She struck him in the face, and as I jumped for my rifle, which stood in the corner, the other man caught me by the collar. I do not know what would have happened, except that if I had got my gun I would certainly have shot the fellow who had kissed Peg. But at the moment when I was kicking my man's shins, and, I am afraid, calling him names which I had no business to know, and while Peg was thrusting the other fellow back and striking at him with all her strength, there came an unexpected interruption.
"What's up here?" said a voice from the door.
At that Peg's assailant let her go very suddenly, and I twisted loose from the grip that held me. Two strangers stood in the doorway. One was a short, small, oldish man with a short, gray beard and very blue, childlike eyes. The other was a man of about thirty, I should think, with a lean, hard face and red hair. His eyes, too, were blue, but there was nothing childlike in their expression. They put me in mind of fresh-cut ice, and his red brows were drawn down over them and his chin thrust out.
"He kissed Peg!" I cried.
"So that's it," said the red-haired man. "Nootka Charlie and Siwash George! Squaw men! Pah!" He made a face of disgust. "That stuff may go with the klootchmen, Nootka, but not with white girls—not while I'm around. Don't make no move for a gun now. What'll we do with 'm, Ike?"
"Well," said he of the childlike eyes, "you know I've allus said it'd come to a show-down one of these days."
"Let her come, then," said the black-haired man. "I dunno what you're talkin' about. Me and George never lifted that winter cache of yours, if that's what's stickin' in your crop."
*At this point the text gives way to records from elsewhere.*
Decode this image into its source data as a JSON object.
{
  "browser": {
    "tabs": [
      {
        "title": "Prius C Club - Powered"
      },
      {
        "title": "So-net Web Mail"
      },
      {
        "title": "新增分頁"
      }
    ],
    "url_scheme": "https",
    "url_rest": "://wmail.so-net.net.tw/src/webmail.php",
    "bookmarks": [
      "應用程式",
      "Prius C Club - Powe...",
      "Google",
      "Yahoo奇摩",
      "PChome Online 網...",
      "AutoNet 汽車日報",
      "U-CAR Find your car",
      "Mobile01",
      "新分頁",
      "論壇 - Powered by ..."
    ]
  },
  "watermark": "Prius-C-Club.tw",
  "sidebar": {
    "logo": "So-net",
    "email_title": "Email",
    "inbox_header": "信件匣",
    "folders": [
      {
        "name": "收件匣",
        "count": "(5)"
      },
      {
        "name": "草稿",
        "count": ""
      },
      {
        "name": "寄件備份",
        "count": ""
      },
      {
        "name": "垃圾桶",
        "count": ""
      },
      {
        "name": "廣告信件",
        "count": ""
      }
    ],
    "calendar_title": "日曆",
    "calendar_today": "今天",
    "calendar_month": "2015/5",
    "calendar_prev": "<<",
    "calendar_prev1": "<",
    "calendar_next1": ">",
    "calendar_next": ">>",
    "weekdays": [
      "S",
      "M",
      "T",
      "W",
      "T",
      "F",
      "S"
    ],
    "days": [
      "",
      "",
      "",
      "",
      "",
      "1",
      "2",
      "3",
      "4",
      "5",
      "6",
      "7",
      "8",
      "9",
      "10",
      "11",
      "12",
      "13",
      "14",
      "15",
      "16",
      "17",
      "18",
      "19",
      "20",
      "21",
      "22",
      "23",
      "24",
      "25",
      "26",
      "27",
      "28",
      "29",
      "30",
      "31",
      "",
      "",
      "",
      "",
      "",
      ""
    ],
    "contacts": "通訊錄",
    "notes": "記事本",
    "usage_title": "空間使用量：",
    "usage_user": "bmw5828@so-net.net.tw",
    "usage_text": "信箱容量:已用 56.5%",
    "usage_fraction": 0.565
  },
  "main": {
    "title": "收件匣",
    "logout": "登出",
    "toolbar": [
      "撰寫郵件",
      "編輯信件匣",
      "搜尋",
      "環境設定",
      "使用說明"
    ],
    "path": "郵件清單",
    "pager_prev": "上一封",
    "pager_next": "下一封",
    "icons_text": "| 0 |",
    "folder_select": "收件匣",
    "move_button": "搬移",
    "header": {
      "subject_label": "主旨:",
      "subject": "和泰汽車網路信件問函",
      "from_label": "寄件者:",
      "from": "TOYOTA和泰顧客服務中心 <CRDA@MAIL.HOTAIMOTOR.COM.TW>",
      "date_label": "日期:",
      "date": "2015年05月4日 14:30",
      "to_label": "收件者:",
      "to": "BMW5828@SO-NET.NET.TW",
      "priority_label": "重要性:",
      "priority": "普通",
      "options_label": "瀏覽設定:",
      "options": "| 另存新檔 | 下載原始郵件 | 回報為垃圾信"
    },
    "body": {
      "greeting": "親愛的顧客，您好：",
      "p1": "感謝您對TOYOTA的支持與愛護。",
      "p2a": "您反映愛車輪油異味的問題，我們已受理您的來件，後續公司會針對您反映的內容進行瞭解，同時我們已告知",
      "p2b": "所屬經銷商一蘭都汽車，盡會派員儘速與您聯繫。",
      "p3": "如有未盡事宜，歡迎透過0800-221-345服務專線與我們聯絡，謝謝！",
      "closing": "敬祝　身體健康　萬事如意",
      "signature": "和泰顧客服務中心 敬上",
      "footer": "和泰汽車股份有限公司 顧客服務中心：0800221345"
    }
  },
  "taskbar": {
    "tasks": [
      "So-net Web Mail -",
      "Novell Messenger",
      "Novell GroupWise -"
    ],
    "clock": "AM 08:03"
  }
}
"Never mind about the cache, Nootka," the red-haired man returned. "We can settle that—and some other things—later. But just now I'm goin' to give you a father of a lickin'—or you'll give me one. Come outside!"
They fought down by the landing, and in the end Nootka Charlie took a bad trimming. His partner helped him into their canoe, and paddled off, while the red-haired man grinned after them from the bank. He himself was badly battered, but very cheerful. He washed himself in the river, and afterward came up to the house and eat the meal Peggy had prepared. His name, he told us, was Dinny Pack, and his partner's was Ike Toft. Peg made a fuss over his bruises, and I think that stampeded him, for as soon as the meal was over he said they must be going, and hurried away from her thanks.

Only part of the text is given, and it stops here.